In a corner near the dining table, Aklilu's sister, Tsehainesh, 42, sat beside a small ceramic charcoal burner, agitating coffee beans in a saucepan. Her hairstyle, traditional and magnificent, had taken three hours, she told me, adding with a smile that she did it only for special occasions. The delicious smell of roasting coffee filled the air.
Coffee-making is a ceremony, among Eritreans, it turns out, with its own formal rules.
The coffee is brewed in a long-necked clay jug, into which a wad of straw is wedged to catch the grounds when it is poured. It is served in tiny porcelain cups of which the guest must drink three, praising the quality each time.
The process takes an hour or more and in the pace resides much of the meaning. As we nibbled on popcorn and chatted, Tsehainesh explained that making coffee which is always the woman's task because "men don't know how to do it" was only for visitors who were not in a hurry.
"If someone is in a hurry," she said, "I make tea."
"We miss our family and our country," Aklilu added, "but when we do this, it reminds us of home."
Later, we feasted on a chicken stew - the local name is a tsebhi - which sang with a chilli spice called berbere. We tore off chunks of the slightly spongy sourdough yeasted flatbread called injera, and used them in lieu of utensils to pick up mouthfuls of the delicious food, including a dish of braised green beans.

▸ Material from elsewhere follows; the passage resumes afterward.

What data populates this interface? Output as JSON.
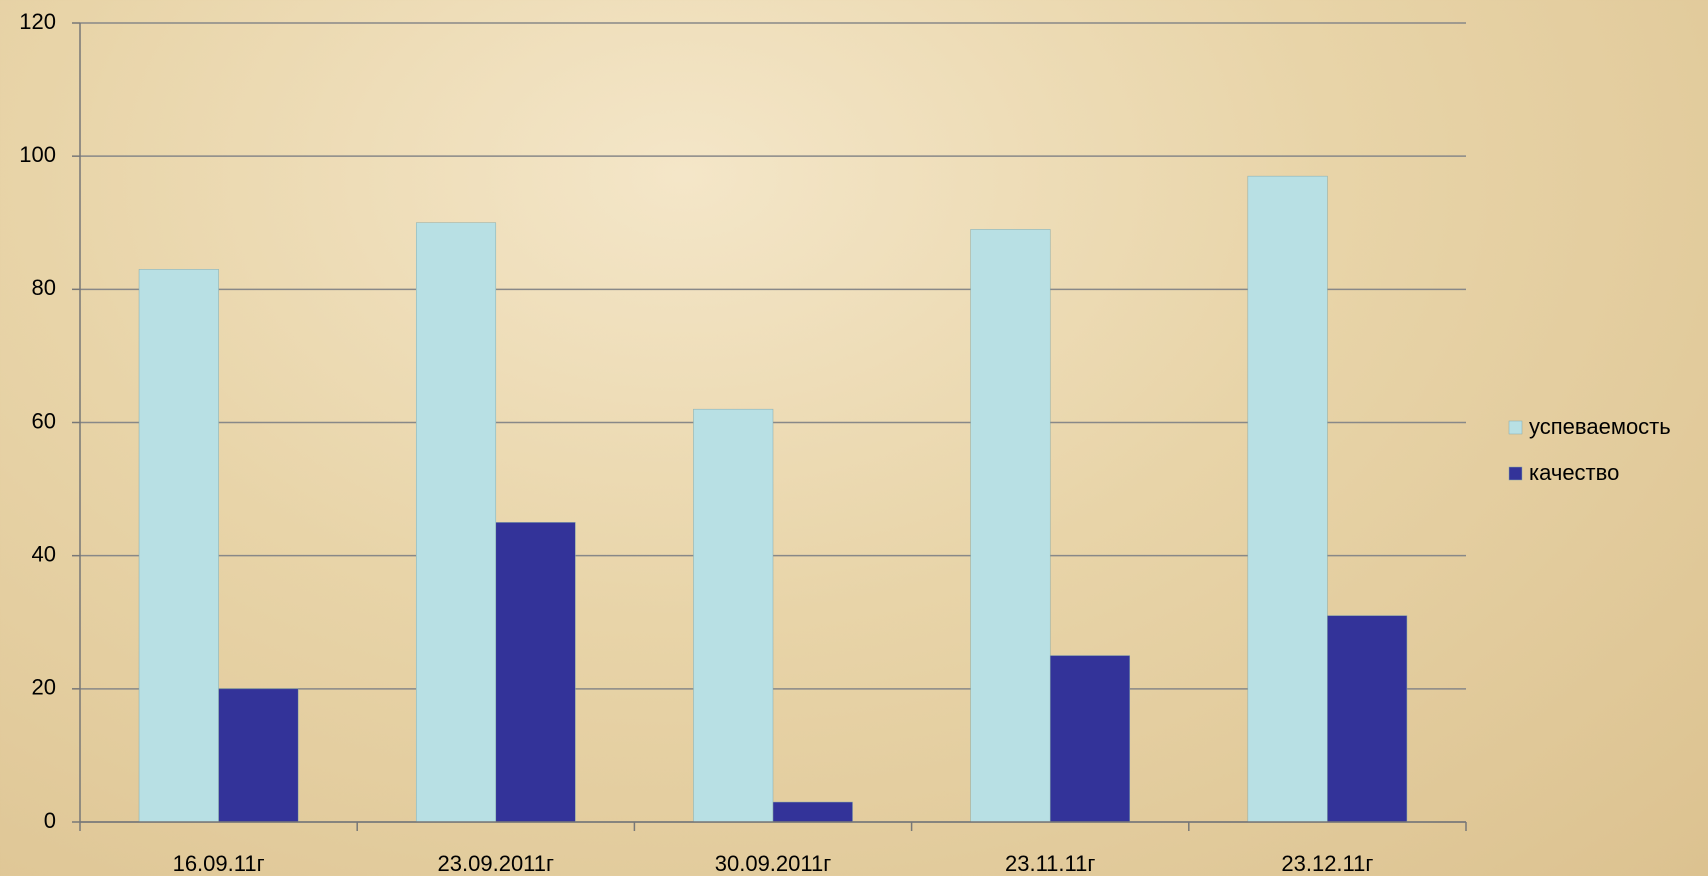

The sister and brother, who arrived in 1995 and 1998 respectively, speak excellent English. They speak Arabic, too, a legacy of time spent in Sudan as refugees from the wars with Ethiopia that consumed 30 of the 39 years between 1961 and 2000 and killed 300,000 on both sides.
Out of respect for their guest, they rarely lapsed into their native language, Tigrinya, though Aklilu's button-cute, pigtailed daughter Hermella used it to summon her father urgently to the bedroom, to see the tiny baby, Hosanna, who had just woken.

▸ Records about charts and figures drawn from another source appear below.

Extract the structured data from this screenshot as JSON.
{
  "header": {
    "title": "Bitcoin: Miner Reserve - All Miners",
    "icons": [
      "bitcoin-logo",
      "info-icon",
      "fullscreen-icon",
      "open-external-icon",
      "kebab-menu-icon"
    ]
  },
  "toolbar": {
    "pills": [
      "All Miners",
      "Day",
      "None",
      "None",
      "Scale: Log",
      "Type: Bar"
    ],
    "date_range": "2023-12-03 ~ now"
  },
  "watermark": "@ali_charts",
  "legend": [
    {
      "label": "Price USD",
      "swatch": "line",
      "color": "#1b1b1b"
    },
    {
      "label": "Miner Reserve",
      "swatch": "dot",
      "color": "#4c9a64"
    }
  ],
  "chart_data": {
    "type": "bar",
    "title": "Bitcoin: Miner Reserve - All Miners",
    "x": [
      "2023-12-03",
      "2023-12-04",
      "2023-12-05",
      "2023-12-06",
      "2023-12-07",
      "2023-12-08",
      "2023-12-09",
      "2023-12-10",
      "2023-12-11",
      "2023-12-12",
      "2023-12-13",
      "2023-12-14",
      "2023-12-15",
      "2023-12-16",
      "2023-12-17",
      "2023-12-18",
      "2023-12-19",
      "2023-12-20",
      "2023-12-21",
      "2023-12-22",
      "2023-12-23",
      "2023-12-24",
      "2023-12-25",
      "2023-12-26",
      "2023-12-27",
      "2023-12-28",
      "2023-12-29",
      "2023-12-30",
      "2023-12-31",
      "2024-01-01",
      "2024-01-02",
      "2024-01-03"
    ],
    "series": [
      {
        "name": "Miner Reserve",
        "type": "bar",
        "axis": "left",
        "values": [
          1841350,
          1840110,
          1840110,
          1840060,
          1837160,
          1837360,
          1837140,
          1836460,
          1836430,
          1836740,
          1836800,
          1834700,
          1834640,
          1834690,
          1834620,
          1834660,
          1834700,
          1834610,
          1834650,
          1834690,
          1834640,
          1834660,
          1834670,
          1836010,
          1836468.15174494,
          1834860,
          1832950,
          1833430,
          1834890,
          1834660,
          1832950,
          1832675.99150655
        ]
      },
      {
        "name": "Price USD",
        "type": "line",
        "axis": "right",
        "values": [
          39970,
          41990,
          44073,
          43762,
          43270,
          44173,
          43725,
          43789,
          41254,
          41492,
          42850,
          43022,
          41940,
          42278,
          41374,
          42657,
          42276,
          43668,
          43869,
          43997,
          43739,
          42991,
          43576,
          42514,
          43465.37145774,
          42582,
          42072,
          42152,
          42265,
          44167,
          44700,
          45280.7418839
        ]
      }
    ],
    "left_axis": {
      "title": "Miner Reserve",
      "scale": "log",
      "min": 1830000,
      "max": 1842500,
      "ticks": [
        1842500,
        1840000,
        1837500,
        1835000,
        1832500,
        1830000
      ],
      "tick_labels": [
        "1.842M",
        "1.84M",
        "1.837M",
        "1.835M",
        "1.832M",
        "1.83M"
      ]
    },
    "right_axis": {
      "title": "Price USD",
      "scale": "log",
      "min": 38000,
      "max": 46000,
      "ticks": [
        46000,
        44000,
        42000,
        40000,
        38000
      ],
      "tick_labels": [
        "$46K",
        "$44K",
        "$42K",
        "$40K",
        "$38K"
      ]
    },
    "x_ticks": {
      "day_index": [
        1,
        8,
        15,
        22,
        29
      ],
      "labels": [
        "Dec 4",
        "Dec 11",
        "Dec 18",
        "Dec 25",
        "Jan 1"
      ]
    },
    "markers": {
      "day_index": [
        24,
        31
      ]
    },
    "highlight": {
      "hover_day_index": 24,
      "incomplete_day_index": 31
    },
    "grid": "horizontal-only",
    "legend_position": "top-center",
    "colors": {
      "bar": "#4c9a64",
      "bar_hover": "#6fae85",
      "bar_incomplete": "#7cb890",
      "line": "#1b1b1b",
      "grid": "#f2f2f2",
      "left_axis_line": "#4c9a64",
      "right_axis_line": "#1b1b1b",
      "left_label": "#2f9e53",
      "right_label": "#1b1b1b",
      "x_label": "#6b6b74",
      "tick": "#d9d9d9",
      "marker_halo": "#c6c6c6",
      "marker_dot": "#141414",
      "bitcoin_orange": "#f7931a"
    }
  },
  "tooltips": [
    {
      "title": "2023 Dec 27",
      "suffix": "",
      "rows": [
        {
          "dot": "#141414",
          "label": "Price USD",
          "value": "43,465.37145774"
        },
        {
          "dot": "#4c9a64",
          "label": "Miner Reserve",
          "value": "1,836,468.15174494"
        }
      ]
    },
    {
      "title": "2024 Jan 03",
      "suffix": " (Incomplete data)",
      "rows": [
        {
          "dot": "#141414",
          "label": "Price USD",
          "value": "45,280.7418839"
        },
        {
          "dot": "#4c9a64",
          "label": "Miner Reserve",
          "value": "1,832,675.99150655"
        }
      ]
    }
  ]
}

In the corner of the lounge, a big-screen television was playing a programme direct from Eritrea, pulled in by a satellite decoder: school children took part in a quiz and later came a cultural event, with dancing and singing and stringed instruments like lyres.
Aklilu explained that it was important to him that his children and his three nieces Yohanna, Samrawit and Million kept in contact with their culture.
"It's very easy to lose your culture and identity in a new country," he said, "and losing your identity is losing yourself.
"We are not saying that we don't want to integrate, but to completely assimilate is to lose your soul and spirit.
"We are proud New Zealanders but protecting and maintaining our culture is very important to us."
For that reason, community cohesion is important to expatriate Eritreans, Aklilu explained. They throw everything at independence day celebrations in May, and other multicultural events, and they are quick to offer support at celebrations by expatriate Ethiopians.
War may have been a way of life once, but national boundaries vanish in this distant land.
"We get on well together," Aklilu said. "We know there is no use fighting about something you cannot change."